Both the second and third film received an "A−" by the same site, praising the way Production I.G handled the narrative not only of each individual episode but also of the Psycho-Pass franchise in general. Medium felt that while Masaoka's handling helps to entertain more the audience, First Guardian was the most boring title of all, finding the story "dull" and Sugo as not interesting. All Anime said while the second instead focused on thriller elements while comparing with director Mamoru Oshii's most famous works, referencing Patlabor 2 and enjoyed the handling of mystery involving the criminal featured in the movie.

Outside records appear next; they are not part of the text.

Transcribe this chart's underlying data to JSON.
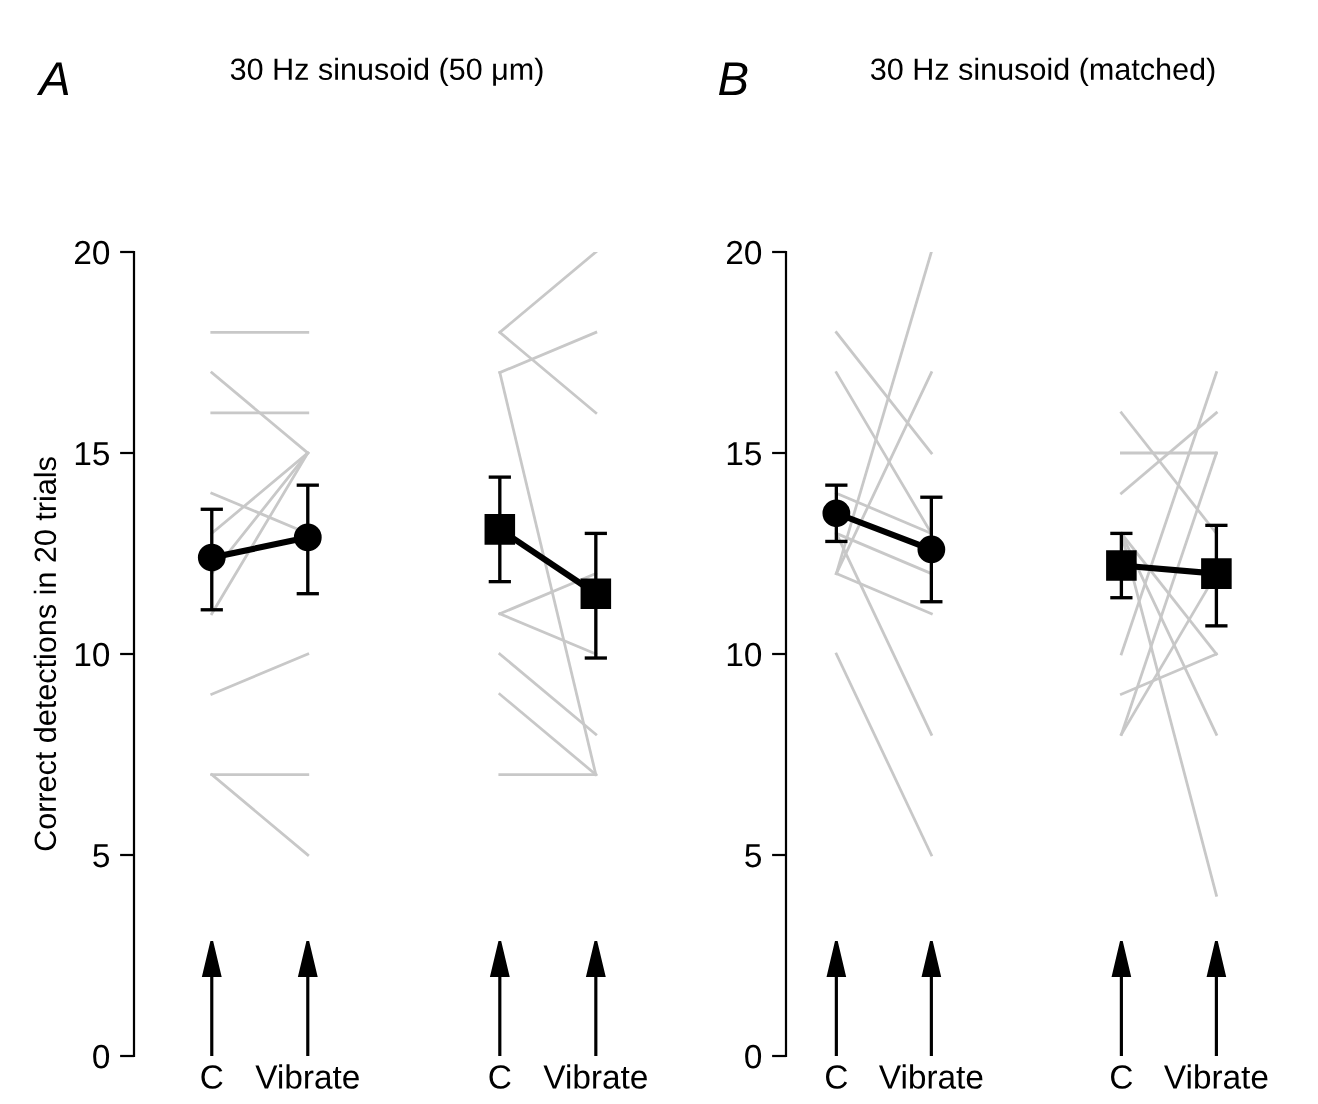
{
  "chart_data": [
    {
      "type": "line",
      "title": "30 Hz sinusoid (50 μm)",
      "ylabel": "Correct detections in 20 trials",
      "annotations": [
        "A"
      ],
      "categories": [
        "C",
        "Vibrate",
        null,
        "C",
        "Vibrate"
      ],
      "ylim": [
        0,
        20
      ],
      "yticks": [
        0,
        5,
        10,
        15,
        20
      ],
      "series": [
        {
          "color": "#c8c8c8",
          "values": [
            18,
            18,
            null,
            null,
            null
          ]
        },
        {
          "color": "#c8c8c8",
          "values": [
            17,
            15,
            null,
            null,
            null
          ]
        },
        {
          "color": "#c8c8c8",
          "values": [
            16,
            16,
            null,
            null,
            null
          ]
        },
        {
          "color": "#c8c8c8",
          "values": [
            14,
            13,
            null,
            null,
            null
          ]
        },
        {
          "color": "#c8c8c8",
          "values": [
            13,
            15,
            null,
            null,
            null
          ]
        },
        {
          "color": "#c8c8c8",
          "values": [
            12,
            15,
            null,
            null,
            null
          ]
        },
        {
          "color": "#c8c8c8",
          "values": [
            11,
            15,
            null,
            null,
            null
          ]
        },
        {
          "color": "#c8c8c8",
          "values": [
            9,
            10,
            null,
            null,
            null
          ]
        },
        {
          "color": "#c8c8c8",
          "values": [
            7,
            7,
            null,
            null,
            null
          ]
        },
        {
          "color": "#c8c8c8",
          "values": [
            7,
            5,
            null,
            null,
            null
          ]
        },
        {
          "color": "#c8c8c8",
          "values": [
            null,
            null,
            null,
            18,
            20
          ]
        },
        {
          "color": "#c8c8c8",
          "values": [
            null,
            null,
            null,
            18,
            16
          ]
        },
        {
          "color": "#c8c8c8",
          "values": [
            null,
            null,
            null,
            17,
            18
          ]
        },
        {
          "color": "#c8c8c8",
          "values": [
            null,
            null,
            null,
            17,
            7
          ]
        },
        {
          "color": "#c8c8c8",
          "values": [
            null,
            null,
            null,
            11,
            12
          ]
        },
        {
          "color": "#c8c8c8",
          "values": [
            null,
            null,
            null,
            11,
            10
          ]
        },
        {
          "color": "#c8c8c8",
          "values": [
            null,
            null,
            null,
            10,
            8
          ]
        },
        {
          "color": "#c8c8c8",
          "values": [
            null,
            null,
            null,
            9,
            7
          ]
        },
        {
          "color": "#c8c8c8",
          "values": [
            null,
            null,
            null,
            7,
            7
          ]
        },
        {
          "color": "#000000",
          "marker": "circle",
          "values": [
            12.4,
            12.9,
            null,
            null,
            null
          ],
          "errors": [
            [
              11.1,
              13.6
            ],
            [
              11.5,
              14.2
            ],
            null,
            null,
            null
          ]
        },
        {
          "color": "#000000",
          "marker": "square",
          "values": [
            null,
            null,
            null,
            13.1,
            11.5
          ],
          "errors": [
            null,
            null,
            null,
            [
              11.8,
              14.4
            ],
            [
              9.9,
              13.0
            ]
          ]
        }
      ]
    },
    {
      "type": "line",
      "title": "30 Hz sinusoid (matched)",
      "annotations": [
        "B"
      ],
      "categories": [
        "C",
        "Vibrate",
        null,
        "C",
        "Vibrate"
      ],
      "ylim": [
        0,
        20
      ],
      "yticks": [
        0,
        5,
        10,
        15,
        20
      ],
      "series": [
        {
          "color": "#c8c8c8",
          "values": [
            18,
            15,
            null,
            null,
            null
          ]
        },
        {
          "color": "#c8c8c8",
          "values": [
            17,
            13,
            null,
            null,
            null
          ]
        },
        {
          "color": "#c8c8c8",
          "values": [
            14,
            13,
            null,
            null,
            null
          ]
        },
        {
          "color": "#c8c8c8",
          "values": [
            13,
            12,
            null,
            null,
            null
          ]
        },
        {
          "color": "#c8c8c8",
          "values": [
            12,
            11,
            null,
            null,
            null
          ]
        },
        {
          "color": "#c8c8c8",
          "values": [
            12,
            20,
            null,
            null,
            null
          ]
        },
        {
          "color": "#c8c8c8",
          "values": [
            12,
            17,
            null,
            null,
            null
          ]
        },
        {
          "color": "#c8c8c8",
          "values": [
            13,
            8,
            null,
            null,
            null
          ]
        },
        {
          "color": "#c8c8c8",
          "values": [
            10,
            5,
            null,
            null,
            null
          ]
        },
        {
          "color": "#c8c8c8",
          "values": [
            null,
            null,
            null,
            16,
            13
          ]
        },
        {
          "color": "#c8c8c8",
          "values": [
            null,
            null,
            null,
            15,
            15
          ]
        },
        {
          "color": "#c8c8c8",
          "values": [
            null,
            null,
            null,
            14,
            16
          ]
        },
        {
          "color": "#c8c8c8",
          "values": [
            null,
            null,
            null,
            13,
            8
          ]
        },
        {
          "color": "#c8c8c8",
          "values": [
            null,
            null,
            null,
            13,
            10
          ]
        },
        {
          "color": "#c8c8c8",
          "values": [
            null,
            null,
            null,
            13,
            4
          ]
        },
        {
          "color": "#c8c8c8",
          "values": [
            null,
            null,
            null,
            10,
            17
          ]
        },
        {
          "color": "#c8c8c8",
          "values": [
            null,
            null,
            null,
            9,
            10
          ]
        },
        {
          "color": "#c8c8c8",
          "values": [
            null,
            null,
            null,
            8,
            15
          ]
        },
        {
          "color": "#c8c8c8",
          "values": [
            null,
            null,
            null,
            8,
            12
          ]
        },
        {
          "color": "#000000",
          "marker": "circle",
          "values": [
            13.5,
            12.6,
            null,
            null,
            null
          ],
          "errors": [
            [
              12.8,
              14.2
            ],
            [
              11.3,
              13.9
            ],
            null,
            null,
            null
          ]
        },
        {
          "color": "#000000",
          "marker": "square",
          "values": [
            null,
            null,
            null,
            12.2,
            12.0
          ],
          "errors": [
            null,
            null,
            null,
            [
              11.4,
              13.0
            ],
            [
              10.7,
              13.2
            ]
          ]
        }
      ]
    }
  ]
}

The third film attracted more positive reviews. Blog All Anime commented on Kogami's dilemma in the third movie. He concluded the reviewer positively stating in regards to the director as "the evidence of these new absorbing, enjoyable films, Shiotani isn't hidebound by PSYCHO-PASS's guignol heritage; he believes all it really needs are solid, interesting stories." Medium claimed that the third movie had the most entertaining story for hidden depths and appealing nature give to Kogami when training Tenzing and having the most original narrative as a result of exploring more the characters than the Sybil System which contrasts the previous films. Anime News Network praised not only the interactions between Kogami and Tenzing but also Frederica as she is given more complex role in the story in regards to how she often sees Kogami and needs him to return to Japan in an elaborate plot rather than a simple plot device to promote the upcoming sequel, Psycho-Pass 3.

In October 2019, the trilogy took the seventh place in the Newtype film awards of the year. In retrospective, Shiotani believes the early screening of the first two movies were a success. Sumikai recommended the movies to the series' fans for having consistent quality.